The final table perf_fil would look like this, where the Data column shows the new modality that was added to the model in the corresponding iteration.

Post processed table of model training information.

Then I simply made the plot:


        ggplot(perf_fil, 
                aes(x = Complexity, stratum = Data, alluvium = Iteration, fill = Data, label = Data)) + 
        scale_fill_manual(values = color_types) + 
        geom_flow(stat = "alluvium", lode.guidance = "frontback") +
        geom_stratum(color = NA) +
        theme(axis.text.x = element_text(angle = 45, hjust = 1, vjust = 1),
                panel.background = element_rect(fill = "white",
                                        colour = "white",
                                        size = 0.5, linetype = "solid"),
                panel.grid.major = element_line(size = 0.25, linetype = 'solid',
                                        colour = "grey"), 
                panel.grid.minor = element_line(size = 0.25, linetype = 'solid',
                                        colour = "grey"))

The result looks like this:

Modality trajectory of model training

The plot shows the model complexity on the x-axis and and each alluvium (wavy line) represent one training iteration with its color represents the modality.

We could go one step further and plot the prediction performance as a boxplot on top of the alluvial plot to show more information.

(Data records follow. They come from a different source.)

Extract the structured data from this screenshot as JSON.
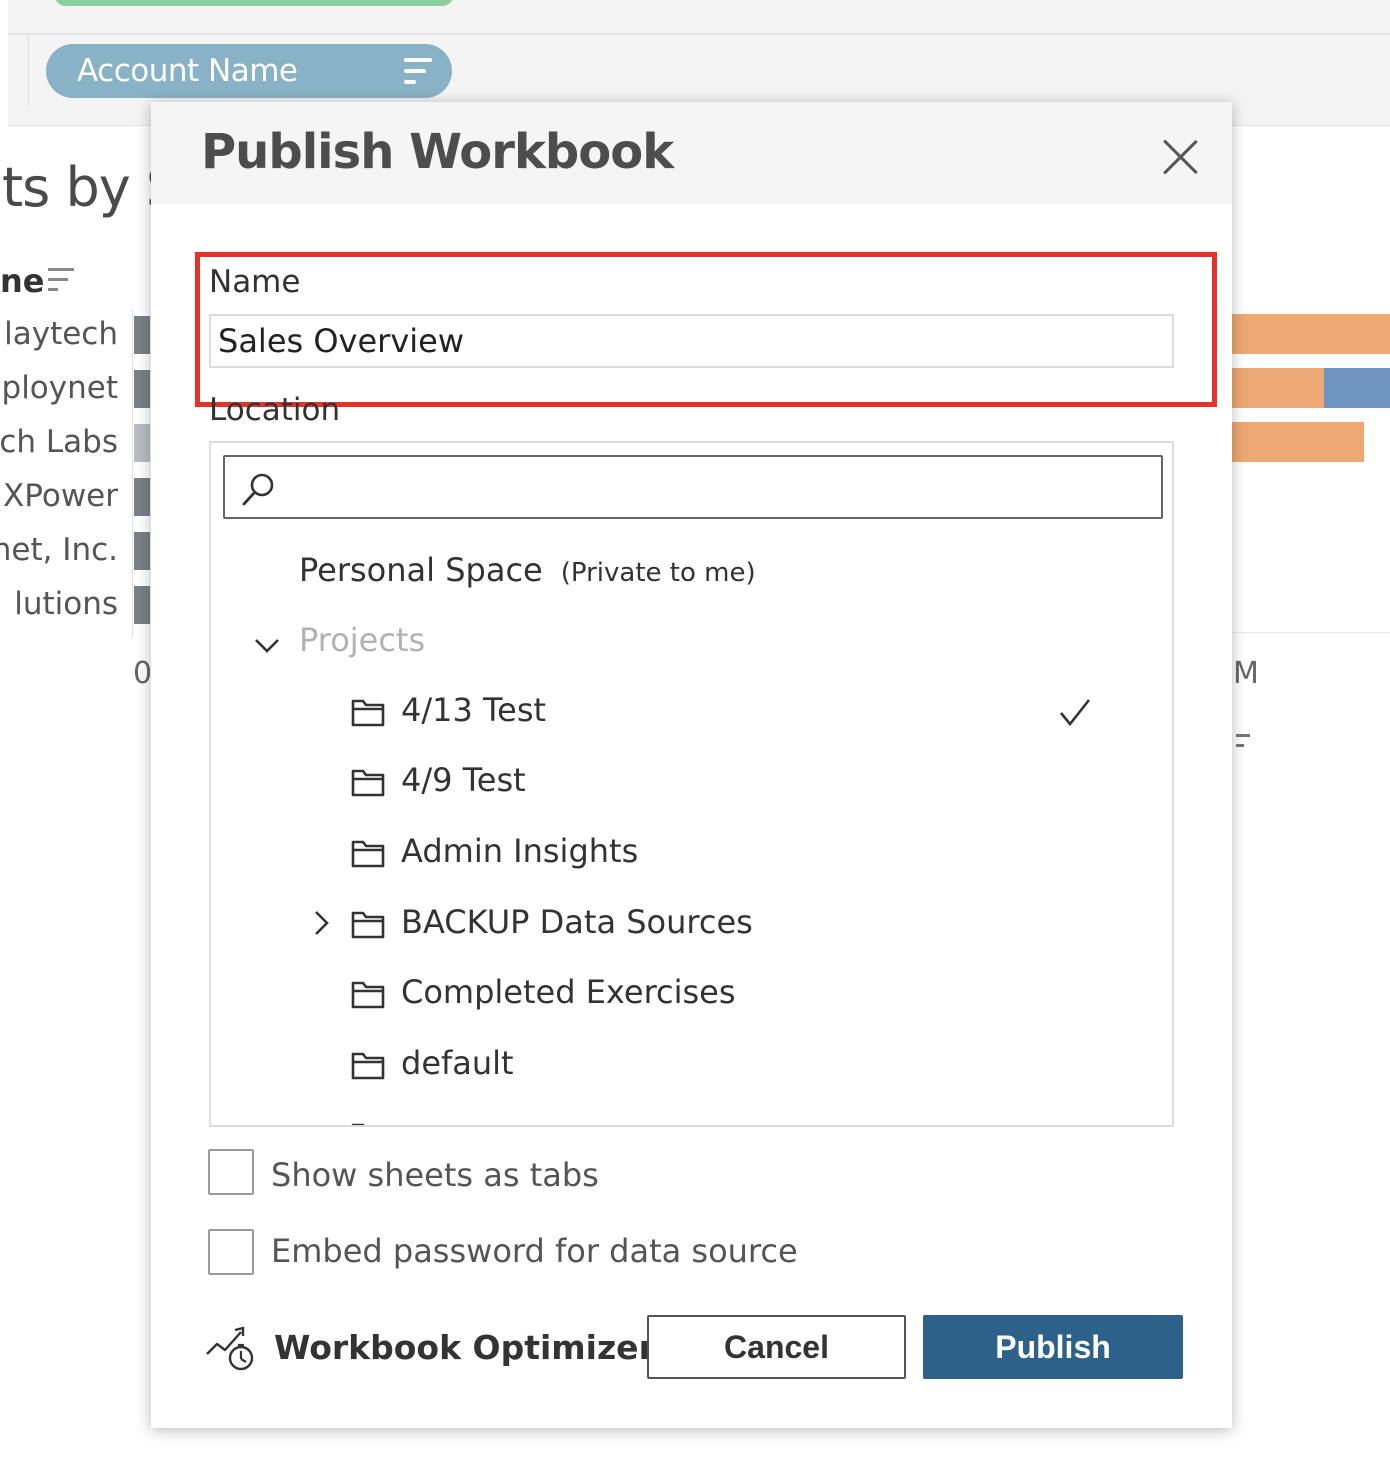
{
  "background": {
    "filter_pill": "Account Name",
    "sheet_title": "ts by S",
    "column_header": "ne",
    "rows": [
      "laytech",
      "ploynet",
      "ch Labs",
      "XPower",
      "net, Inc.",
      "lutions"
    ],
    "axis_start": "0",
    "axis_end": "M"
  },
  "dialog": {
    "title": "Publish Workbook",
    "name_label": "Name",
    "name_value": "Sales Overview",
    "location_label": "Location",
    "search_placeholder": "",
    "personal_space": "Personal Space",
    "personal_space_note": "(Private to me)",
    "projects_label": "Projects",
    "projects": [
      {
        "label": "4/13 Test",
        "selected": true
      },
      {
        "label": "4/9 Test"
      },
      {
        "label": "Admin Insights"
      },
      {
        "label": "BACKUP Data Sources",
        "expandable": true
      },
      {
        "label": "Completed Exercises"
      },
      {
        "label": "default"
      }
    ],
    "show_sheets_as_tabs": "Show sheets as tabs",
    "embed_password": "Embed password for data source",
    "optimizer": "Workbook Optimizer",
    "cancel": "Cancel",
    "publish": "Publish"
  },
  "colors": {
    "publish_button": "#2d6189",
    "highlight": "#e3342a",
    "pill": "#89b2c6",
    "bar_orange": "#eea873",
    "bar_blue": "#6f96c1"
  }
}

        a <- ggplot(sel_inc3_roc, aes(x = Complexity, y = Value)) + 
            geom_boxplot(fill = "deepskyblue4", outlier.shape = NA) + 
            geom_point(alpha = 0.5) +
            theme(text = element_text(size = 18),
                    axis.text.x = element_text(angle = 45, hjust = 1, vjust = 1),  
                    legend.position = "none", axis.title.x = element_blank(),
                    panel.background = element_rect(fill = "white",
                                            colour = "white",
                                            size = 0.5, linetype = "solid"),
                    panel.grid.major = element_line(size = 0.25, linetype = 'solid',
                                            colour = "grey"), 
                    panel.grid.minor = element_line(size = 0.25, linetype = 'solid',
                                            colour = "grey")) +
            ylab("AUROC") +
            stat_compare_means(comparisons = list( c("1-Modality", "3-Modality")),method = "wilcox.test")
        b <- ggplot(perf_fil, 
                aes(x = Complexity, stratum = Data, alluvium = Iteration, fill = Data, label = Data)) + 
            scale_fill_manual(values = color_types) + 
            geom_flow(stat = "alluvium", lode.guidance = "frontback") +
            geom_stratum(color = NA) +
            theme(axis.text.x = element_text(angle = 45, hjust = 1, vjust = 1),
                    panel.background = element_rect(fill = "white",
                                            colour = "white",
                                            size = 0.5, linetype = "solid"),
                    panel.grid.major = element_line(size = 0.25, linetype = 'solid',
                                            colour = "grey"), 
                    panel.grid.minor = element_line(size = 0.25, linetype = 'solid',
                                            colour = "grey")) 
        egg::ggarrange(a,b, nrow = 2, heights = c(1,1))

The final plot would look like this:

Trajectory of the model complexity and their prediction performance.